The erratic price movement continues on any announced news and because of the nervous market, the futures are easily gamed. The large mutual funds have become a herd of S&P 500 index look-alike funds, each with their own tweaking methods, hoping to outperform by a little bit. It is more like "no surprises, keep collecting the fees." The buy programs and futures acceleration forces them to participate on any advance, so they hit their little VWAP execution buttons and go along...anything to avoid making a real trading decision.  It is similar in an eerie way to the funny money Internet bull market when they knew the valuations were ridiculous but were forced to go along because the "portfolio manager down the street" syndrome took hold and many were forced to buy stocks at what they knew were ridiculous valuations just to maintain performance with their competition.
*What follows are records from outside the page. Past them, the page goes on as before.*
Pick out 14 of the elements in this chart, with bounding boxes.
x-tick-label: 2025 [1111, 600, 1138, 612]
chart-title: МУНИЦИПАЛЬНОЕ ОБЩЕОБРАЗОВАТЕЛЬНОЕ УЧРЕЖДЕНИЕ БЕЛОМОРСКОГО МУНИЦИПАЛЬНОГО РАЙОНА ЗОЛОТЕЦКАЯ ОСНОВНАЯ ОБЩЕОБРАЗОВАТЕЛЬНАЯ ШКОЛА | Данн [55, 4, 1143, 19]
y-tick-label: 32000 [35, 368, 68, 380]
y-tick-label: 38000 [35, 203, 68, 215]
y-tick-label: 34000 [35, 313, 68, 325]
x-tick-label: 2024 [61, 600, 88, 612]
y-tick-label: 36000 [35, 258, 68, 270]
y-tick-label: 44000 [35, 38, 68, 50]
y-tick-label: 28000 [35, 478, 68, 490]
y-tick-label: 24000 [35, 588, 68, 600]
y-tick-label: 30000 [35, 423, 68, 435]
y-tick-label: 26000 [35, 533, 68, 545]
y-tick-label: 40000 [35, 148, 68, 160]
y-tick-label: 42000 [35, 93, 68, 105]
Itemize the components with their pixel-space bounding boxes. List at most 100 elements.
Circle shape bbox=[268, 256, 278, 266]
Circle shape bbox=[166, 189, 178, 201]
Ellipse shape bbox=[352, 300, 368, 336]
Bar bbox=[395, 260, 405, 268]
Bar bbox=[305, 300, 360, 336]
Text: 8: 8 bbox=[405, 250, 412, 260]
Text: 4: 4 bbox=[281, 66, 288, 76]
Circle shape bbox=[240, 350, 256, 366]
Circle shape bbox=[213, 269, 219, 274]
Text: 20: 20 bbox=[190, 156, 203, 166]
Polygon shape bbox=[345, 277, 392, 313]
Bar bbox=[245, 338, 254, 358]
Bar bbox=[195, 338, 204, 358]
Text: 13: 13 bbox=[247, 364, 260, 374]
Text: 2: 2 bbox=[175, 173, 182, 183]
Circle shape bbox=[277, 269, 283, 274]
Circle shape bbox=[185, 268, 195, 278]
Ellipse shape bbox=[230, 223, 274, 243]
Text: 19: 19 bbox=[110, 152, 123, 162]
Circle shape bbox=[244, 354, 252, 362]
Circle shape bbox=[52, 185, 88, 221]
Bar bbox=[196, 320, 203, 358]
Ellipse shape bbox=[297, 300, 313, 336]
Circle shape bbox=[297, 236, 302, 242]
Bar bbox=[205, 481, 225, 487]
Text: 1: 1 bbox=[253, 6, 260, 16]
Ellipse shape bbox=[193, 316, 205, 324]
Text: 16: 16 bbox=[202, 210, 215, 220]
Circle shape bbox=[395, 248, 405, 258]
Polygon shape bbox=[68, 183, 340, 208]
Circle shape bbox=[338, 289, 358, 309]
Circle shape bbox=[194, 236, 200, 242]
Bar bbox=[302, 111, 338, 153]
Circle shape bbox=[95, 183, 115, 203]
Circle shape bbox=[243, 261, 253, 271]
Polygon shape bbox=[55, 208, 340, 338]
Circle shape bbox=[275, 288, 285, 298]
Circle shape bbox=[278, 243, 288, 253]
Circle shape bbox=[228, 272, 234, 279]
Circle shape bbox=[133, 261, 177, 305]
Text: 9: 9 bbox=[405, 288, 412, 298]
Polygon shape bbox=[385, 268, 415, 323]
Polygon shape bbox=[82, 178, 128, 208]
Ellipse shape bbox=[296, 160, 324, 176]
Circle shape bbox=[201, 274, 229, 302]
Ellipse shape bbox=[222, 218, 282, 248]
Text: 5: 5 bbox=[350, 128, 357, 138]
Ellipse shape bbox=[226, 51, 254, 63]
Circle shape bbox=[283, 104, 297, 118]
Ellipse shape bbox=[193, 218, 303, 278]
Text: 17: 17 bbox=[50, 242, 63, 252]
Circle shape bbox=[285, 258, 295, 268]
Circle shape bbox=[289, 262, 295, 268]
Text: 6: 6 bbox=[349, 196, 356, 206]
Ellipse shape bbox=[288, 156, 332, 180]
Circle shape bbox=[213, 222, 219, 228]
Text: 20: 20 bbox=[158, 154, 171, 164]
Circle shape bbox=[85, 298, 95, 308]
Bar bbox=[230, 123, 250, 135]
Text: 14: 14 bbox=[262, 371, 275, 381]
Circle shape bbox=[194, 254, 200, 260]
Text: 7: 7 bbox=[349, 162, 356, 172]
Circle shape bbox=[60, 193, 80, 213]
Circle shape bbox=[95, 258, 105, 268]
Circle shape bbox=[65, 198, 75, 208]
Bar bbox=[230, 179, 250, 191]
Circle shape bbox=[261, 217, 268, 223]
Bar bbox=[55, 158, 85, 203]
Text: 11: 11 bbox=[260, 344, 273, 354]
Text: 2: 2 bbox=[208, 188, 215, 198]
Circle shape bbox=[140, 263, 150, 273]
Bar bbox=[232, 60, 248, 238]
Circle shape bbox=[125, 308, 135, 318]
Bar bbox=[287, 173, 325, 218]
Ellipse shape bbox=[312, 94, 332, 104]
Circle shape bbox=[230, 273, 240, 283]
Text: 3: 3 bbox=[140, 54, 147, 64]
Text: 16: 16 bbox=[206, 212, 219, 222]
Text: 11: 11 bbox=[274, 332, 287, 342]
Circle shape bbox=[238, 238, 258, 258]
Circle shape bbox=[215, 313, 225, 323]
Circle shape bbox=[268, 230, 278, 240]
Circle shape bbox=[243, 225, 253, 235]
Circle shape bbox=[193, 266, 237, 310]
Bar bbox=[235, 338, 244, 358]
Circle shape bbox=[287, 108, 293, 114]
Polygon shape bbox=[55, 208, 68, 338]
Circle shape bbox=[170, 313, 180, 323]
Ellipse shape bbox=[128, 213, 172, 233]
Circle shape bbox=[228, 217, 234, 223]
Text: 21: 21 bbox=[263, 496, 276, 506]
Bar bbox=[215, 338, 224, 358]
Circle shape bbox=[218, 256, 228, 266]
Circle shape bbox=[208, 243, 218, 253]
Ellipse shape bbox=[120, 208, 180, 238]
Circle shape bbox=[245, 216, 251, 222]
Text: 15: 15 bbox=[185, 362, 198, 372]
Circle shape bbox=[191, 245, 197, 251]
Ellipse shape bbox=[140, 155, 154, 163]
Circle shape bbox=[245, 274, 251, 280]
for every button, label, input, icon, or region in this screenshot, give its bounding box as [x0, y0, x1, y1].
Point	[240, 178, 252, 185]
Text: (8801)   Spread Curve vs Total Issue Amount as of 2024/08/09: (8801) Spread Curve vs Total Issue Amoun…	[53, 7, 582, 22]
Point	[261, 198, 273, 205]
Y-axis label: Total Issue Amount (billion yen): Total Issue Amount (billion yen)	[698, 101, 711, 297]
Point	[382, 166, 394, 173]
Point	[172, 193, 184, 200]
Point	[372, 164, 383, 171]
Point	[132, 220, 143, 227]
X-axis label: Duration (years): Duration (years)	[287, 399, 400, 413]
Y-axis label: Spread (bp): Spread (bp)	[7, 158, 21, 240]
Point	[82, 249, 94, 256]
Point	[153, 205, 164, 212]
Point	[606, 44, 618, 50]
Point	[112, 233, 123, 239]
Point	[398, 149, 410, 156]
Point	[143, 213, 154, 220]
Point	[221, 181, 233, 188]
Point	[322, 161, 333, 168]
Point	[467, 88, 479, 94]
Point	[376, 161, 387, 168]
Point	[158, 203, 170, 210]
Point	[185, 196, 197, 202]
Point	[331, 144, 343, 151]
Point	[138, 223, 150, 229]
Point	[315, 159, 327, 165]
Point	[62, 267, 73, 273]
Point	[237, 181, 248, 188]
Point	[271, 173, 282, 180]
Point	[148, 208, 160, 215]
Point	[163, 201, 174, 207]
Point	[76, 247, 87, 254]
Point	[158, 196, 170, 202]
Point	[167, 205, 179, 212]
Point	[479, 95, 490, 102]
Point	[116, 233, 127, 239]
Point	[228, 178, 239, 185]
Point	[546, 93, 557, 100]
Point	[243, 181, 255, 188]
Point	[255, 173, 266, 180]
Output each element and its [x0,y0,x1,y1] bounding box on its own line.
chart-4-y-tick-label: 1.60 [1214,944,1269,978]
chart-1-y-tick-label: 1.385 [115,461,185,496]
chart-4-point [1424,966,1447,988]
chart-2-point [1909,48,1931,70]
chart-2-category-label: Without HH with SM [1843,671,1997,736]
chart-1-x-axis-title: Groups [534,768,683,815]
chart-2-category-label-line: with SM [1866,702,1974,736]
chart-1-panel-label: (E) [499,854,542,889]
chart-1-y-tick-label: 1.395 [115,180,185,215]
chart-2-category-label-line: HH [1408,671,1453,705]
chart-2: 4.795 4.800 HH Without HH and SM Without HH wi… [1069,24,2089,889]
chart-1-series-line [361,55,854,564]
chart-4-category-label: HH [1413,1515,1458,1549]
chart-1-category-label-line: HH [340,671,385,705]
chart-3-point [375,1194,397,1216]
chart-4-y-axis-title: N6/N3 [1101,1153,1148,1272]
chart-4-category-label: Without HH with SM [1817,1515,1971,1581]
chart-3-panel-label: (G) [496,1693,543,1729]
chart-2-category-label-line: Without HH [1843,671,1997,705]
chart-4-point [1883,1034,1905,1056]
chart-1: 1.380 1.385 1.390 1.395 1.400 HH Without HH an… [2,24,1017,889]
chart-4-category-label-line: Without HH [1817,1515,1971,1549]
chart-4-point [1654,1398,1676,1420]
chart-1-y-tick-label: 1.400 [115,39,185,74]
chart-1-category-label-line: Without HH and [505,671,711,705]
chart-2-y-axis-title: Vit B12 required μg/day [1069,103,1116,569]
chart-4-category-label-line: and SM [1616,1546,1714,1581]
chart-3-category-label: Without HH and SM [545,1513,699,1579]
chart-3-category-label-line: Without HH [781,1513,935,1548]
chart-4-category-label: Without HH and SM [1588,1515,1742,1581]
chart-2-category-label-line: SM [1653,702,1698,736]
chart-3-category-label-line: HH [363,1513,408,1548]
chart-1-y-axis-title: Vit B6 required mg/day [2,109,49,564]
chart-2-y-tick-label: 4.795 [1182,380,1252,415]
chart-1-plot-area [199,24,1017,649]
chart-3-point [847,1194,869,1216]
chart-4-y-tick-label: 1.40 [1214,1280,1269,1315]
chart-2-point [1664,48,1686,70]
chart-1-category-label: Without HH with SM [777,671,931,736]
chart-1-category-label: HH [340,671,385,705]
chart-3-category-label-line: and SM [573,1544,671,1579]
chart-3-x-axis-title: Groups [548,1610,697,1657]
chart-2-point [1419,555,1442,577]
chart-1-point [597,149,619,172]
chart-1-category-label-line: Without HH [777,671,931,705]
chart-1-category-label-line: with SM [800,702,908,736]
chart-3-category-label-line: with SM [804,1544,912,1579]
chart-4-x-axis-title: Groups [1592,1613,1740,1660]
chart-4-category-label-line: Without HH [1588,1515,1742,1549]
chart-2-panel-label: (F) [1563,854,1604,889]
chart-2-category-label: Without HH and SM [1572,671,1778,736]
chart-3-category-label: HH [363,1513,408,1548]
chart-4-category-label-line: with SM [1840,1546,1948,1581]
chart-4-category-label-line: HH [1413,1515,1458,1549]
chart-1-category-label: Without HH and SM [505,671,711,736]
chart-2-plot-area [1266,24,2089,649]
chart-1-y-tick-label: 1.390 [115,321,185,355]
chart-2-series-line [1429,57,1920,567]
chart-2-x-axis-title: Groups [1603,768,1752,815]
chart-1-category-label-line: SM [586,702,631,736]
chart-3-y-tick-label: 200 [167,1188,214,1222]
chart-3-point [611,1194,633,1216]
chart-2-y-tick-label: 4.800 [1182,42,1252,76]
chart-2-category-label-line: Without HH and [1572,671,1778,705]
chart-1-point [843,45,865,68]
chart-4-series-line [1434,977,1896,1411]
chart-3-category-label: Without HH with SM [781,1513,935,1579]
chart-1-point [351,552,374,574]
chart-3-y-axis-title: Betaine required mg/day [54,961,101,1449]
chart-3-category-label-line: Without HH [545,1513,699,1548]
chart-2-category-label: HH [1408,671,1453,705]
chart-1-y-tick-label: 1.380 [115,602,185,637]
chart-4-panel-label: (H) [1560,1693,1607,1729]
Traders are enjoying something similar now, provided they have been trading the energy, gold, copper, steel and other precious metal-related stocks. The movements are erratic and position traders often get whipsawed in short-term positions because of the volatility. However, daytraders who know how to trade expanding volatility using the volatility bands and RST strategy in conjunction with the First Hour strategies (Trading with the Generals, First Hour Reversal Module and Sequence Trading Module) continue to excel in their trading.

The FOMC rate meeting is today and consensus is another quarter-point increase, but the futures will be gamed as usual when they give the "pause" post-meeting statement, which the media will hype. Meanwhile, the $US heads South, commodities continue to rise and signs of wage/price inflation continue to surface. When there is no more room to raise prices and unit costs increase, the profit margins will decline (economics 101).

This is a good day to do nothing until and if the futures get gamed on the FOMC meeting statement.